Catch broken functionality before your visitors do
Free plan available. Keyword monitoring that verifies your forms, buttons, and interactive elements are present and working. No credit card required.
Frequently asked questions
Why do JavaScript errors break my entire WordPress page?
JavaScript executes sequentially in WordPress. When one script throws an uncaught error, the browser stops processing all JavaScript that comes after it in the loading order. This means a single error in one plugin can break the functionality of every other plugin on the page — contact forms stop submitting, sliders stop sliding, navigation menus stop opening, and checkout buttons stop working. The HTML and CSS still render, so the page looks normal. But nothing interactive works.

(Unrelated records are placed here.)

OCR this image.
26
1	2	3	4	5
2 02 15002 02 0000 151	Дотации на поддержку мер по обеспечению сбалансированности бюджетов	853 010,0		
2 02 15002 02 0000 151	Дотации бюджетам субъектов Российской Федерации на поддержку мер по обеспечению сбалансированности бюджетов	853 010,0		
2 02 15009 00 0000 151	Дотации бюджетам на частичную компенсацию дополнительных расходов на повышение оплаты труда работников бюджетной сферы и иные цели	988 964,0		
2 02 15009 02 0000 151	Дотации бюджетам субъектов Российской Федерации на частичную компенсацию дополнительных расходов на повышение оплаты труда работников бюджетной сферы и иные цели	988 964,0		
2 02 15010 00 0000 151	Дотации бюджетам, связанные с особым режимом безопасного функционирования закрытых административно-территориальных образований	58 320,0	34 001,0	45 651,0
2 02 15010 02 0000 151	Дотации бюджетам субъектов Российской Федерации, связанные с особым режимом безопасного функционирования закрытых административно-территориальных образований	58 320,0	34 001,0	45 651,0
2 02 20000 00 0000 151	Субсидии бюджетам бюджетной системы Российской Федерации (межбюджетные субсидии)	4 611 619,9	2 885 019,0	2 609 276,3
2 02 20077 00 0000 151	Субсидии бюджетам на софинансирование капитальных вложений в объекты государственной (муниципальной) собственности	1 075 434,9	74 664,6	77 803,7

Can uptime monitoring detect JavaScript errors on WordPress?
Standard HTTP uptime monitoring cannot detect JavaScript errors. It only checks whether the server returns a 200 status code. A page with 50 JavaScript errors still returns 200. The page loads, the HTML renders, and the uptime monitor reports it as healthy. Keyword monitoring is the practical alternative: it checks that functional text like "Submit" buttons, form elements, or dynamically loaded content is actually present on the page. If a JavaScript error prevents a form from rendering or a button from appearing, keyword monitoring catches it.
How do I find JavaScript errors on my WordPress site?
Open your browser developer tools (F12 or right-click and select Inspect), then click the Console tab. Reload the page. Any JavaScript errors appear in red with the file name, line number, and error message. Navigate to every major page on your site — homepage, contact page, checkout, blog posts — because errors can be page-specific. Some errors only appear on certain pages because different plugins load on different pages. Also check in an incognito window without browser extensions, as browser extensions can inject their own JavaScript errors that are not actually from your site.
What is a jQuery conflict in WordPress and how do I fix it?
WordPress bundles its own version of jQuery and loads it in "noConflict" mode, which means the $ shorthand is not available. Plugins that use $ instead of jQuery or jQuery(document).ready() will throw a "$ is not defined" error. This error then cascades and breaks all scripts loaded after it. To fix it: update the offending plugin (most modern plugins handle this correctly), or add a compatibility wrapper. Also check if a plugin or theme is loading its own version of jQuery alongside the WordPress version — two jQuery instances cause unpredictable conflicts.